On an institutional level, the Northwest arts and culture scene is booming like Amazon. Tacoma Art Museum is opening a new wing in November devoted to the art of the American West. The Egyptian reopens next month under SIFF’s auspices. Cafe Nordo will begin dinner-theater productions in the vacant former Elliott Bay Book Company space in November. And January will see the opening of two theater stages in the new 12th Avenue Arts building, serving Washington Ensemble Theatre, New Century Theatre Company, and Strawberry Theatre Workshop.

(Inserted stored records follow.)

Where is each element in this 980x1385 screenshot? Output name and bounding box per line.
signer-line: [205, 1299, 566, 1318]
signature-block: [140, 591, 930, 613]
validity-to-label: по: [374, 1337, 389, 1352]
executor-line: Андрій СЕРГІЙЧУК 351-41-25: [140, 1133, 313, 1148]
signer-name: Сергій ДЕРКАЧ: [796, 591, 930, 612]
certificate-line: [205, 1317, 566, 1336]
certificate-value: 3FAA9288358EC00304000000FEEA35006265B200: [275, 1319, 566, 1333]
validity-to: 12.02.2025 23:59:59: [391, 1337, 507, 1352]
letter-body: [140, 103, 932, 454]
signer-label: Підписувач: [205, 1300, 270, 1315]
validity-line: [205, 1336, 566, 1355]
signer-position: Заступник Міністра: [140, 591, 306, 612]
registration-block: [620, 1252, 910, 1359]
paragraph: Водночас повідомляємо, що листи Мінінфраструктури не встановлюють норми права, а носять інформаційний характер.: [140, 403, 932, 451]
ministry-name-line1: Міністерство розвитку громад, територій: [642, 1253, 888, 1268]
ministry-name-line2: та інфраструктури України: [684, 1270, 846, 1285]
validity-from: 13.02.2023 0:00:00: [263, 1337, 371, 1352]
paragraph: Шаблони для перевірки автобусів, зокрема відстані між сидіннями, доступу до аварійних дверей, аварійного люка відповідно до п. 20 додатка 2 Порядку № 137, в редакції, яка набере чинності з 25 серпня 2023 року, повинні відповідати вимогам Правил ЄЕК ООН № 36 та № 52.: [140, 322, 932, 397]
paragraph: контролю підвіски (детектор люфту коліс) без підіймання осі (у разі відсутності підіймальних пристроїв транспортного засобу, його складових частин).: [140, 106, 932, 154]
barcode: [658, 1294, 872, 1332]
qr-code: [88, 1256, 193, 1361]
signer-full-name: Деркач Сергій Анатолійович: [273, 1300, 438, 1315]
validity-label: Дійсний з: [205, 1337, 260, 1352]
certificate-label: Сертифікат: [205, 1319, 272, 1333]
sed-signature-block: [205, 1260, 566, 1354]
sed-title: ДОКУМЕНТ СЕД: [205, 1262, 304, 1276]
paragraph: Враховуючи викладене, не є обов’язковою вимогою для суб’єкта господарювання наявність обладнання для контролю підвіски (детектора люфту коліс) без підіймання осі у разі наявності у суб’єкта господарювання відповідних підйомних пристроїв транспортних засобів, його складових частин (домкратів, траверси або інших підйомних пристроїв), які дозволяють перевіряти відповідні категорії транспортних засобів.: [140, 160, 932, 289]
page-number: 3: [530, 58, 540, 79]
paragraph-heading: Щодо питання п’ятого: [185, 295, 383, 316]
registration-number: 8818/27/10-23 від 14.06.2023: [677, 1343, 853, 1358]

Filling those new venues, as well as Seattle’s established arts havens, will be the artists who continue to serve this city’s cultural ascension. In the stories for this year’s Guide to the Fall Arts, we meet a few of them, including fusion choreographer Amy O’Neal, marathon pianist Jonathan Powell, theatrical impresario Linda Hartzell, memoirists Elissa Washuta and Domingo Martinez, artist Nikki McClure, and filmmaker Shaun Scott. All have notable new works during the new season, which is also packed full of highlights that can be found in our calendar of fall events. For all the talk of books, film, and music moving to the cloud for private at-home consumption, there are promising signs for the city’s arts and culture scene—being written in bricks and mortar, where people actually gather and discuss what they’ve seen.